# is it possible/easy to a schengen Visa from the UAE?



## MohcineBouhya (Nov 15, 2015)

Hi, everyone,

It has been almost two months now since I have got a job at Dubai Duty Free and moved from Morocco to Dubai.
I have a vacation on August next year. My sister has been living in France for many years now and I'm planning to visit her.
Will it be easy to get a Schengen visa for 20 days or so?
and how long should I apply before the vacation?

Thanks in advance


----------



## rsinner (Feb 3, 2009)

MohcineBouhya said:


> Will it be easy to get a Schengen visa for 20 days or so?


If you have all the docs they need and meet the criteria - then its easy.



MohcineBouhya said:


> and how long should I apply before the vacation?
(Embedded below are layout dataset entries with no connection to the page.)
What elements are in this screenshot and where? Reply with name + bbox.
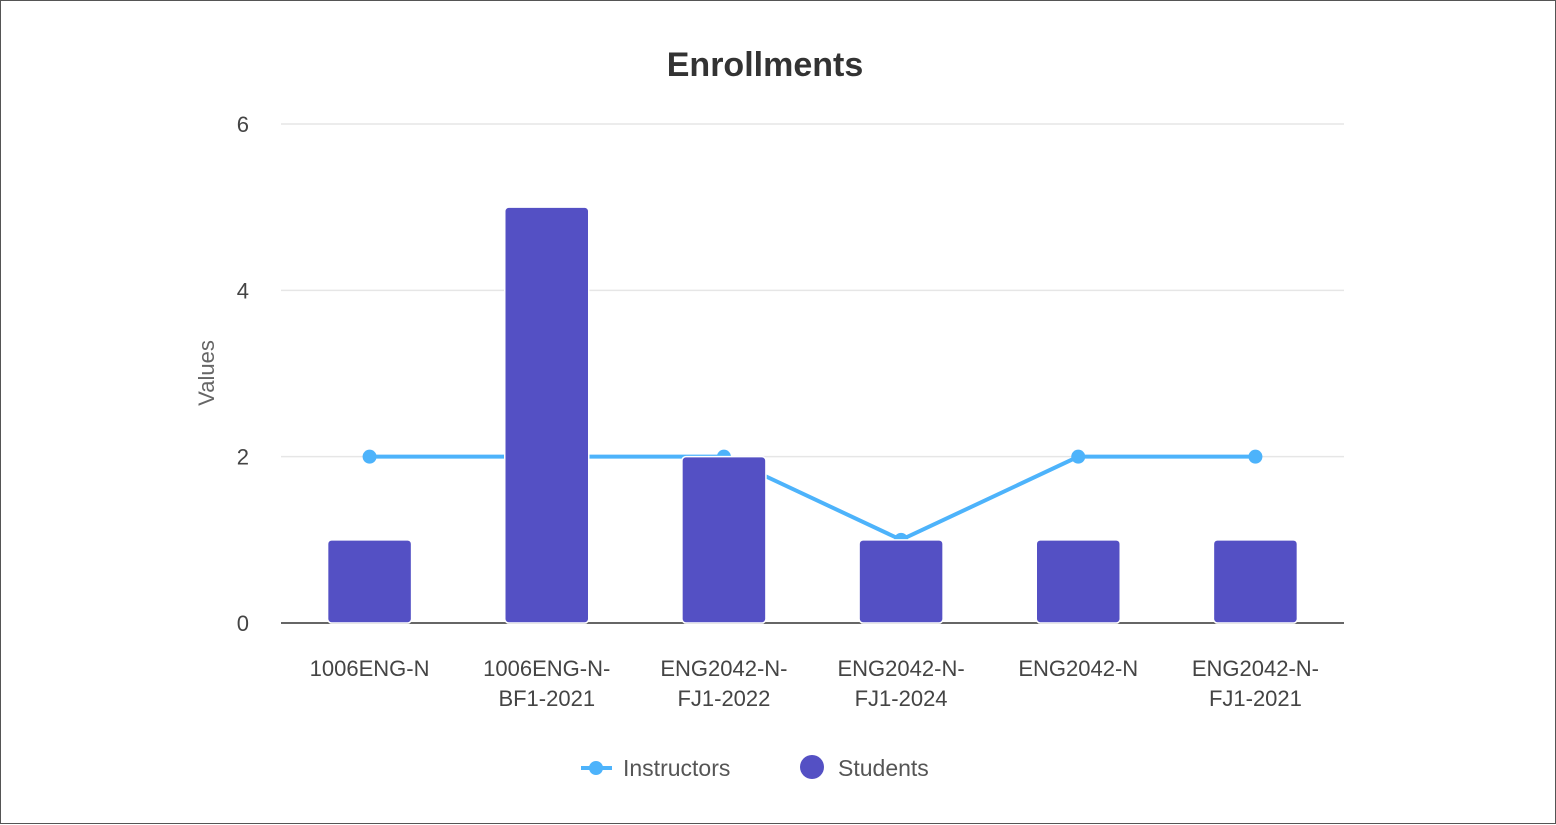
instructors-point[interactable] (1248, 449, 1263, 464)
x-tick-label: ENG2042-N- (838, 656, 965, 681)
students-bar[interactable] (504, 206, 590, 624)
y-tick-label: 0 (237, 611, 249, 636)
x-tick-label: 1006ENG-N (310, 656, 430, 681)
legend-item-instructors[interactable]: Instructors (581, 755, 730, 781)
instructors-point[interactable] (1071, 449, 1086, 464)
x-tick-label: ENG2042-N- (660, 656, 787, 681)
legend-item-students[interactable]: Students (800, 755, 929, 781)
y-axis-label: Values (194, 340, 219, 406)
students-bar[interactable] (326, 539, 413, 624)
x-tick-label: FJ1-2024 (855, 686, 948, 711)
students-bar[interactable] (681, 455, 767, 624)
legend-label: Students (838, 755, 929, 781)
students-bar[interactable] (1212, 539, 1299, 624)
x-tick-label: 1006ENG-N- (483, 656, 610, 681)
x-tick-label: ENG2042-N (1018, 656, 1138, 681)
chart-title: Enrollments (667, 46, 863, 84)
y-tick-label: 4 (237, 278, 249, 303)
legend-dot-icon (800, 755, 824, 779)
legend-label: Instructors (623, 755, 730, 781)
x-tick-label: FJ1-2021 (1209, 686, 1302, 711)
instructors-point[interactable] (362, 449, 377, 464)
instructors-line (369, 454, 1256, 543)
x-tick-label: BF1-2021 (498, 686, 595, 711)
y-tick-label: 6 (237, 112, 249, 137)
x-tick-label: FJ1-2022 (677, 686, 770, 711)
x-tick-label: ENG2042-N- (1192, 656, 1319, 681)
students-bar[interactable] (1035, 539, 1121, 624)
y-tick-label: 2 (237, 445, 249, 470)
students-bar[interactable] (858, 539, 944, 624)
legend-marker-icon (589, 761, 603, 775)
For a tourist visa you cannot apply more than 3 months (or was it 4 months) in advance of the visit. It gets VERY busy in the summers, so my suggestion will be to book the appointment well in advance. 
CFS is the agency that front ends the document collection etc. You should check out their website (just google France visa in Dubai or something like that)


----------



## PKGG (Nov 15, 2015)

Hi, 

It's not all that difficult to get the Schngen Visa,

Please try to apply at least 3 months in Advance, The visa process takes 15 to 25 working may also take more depending upon the time of the year is peak season or not,

Contact the VFS office as they will be able to provide directions or Best is to book through tour operators as they would be able to help you out with it

regards


----------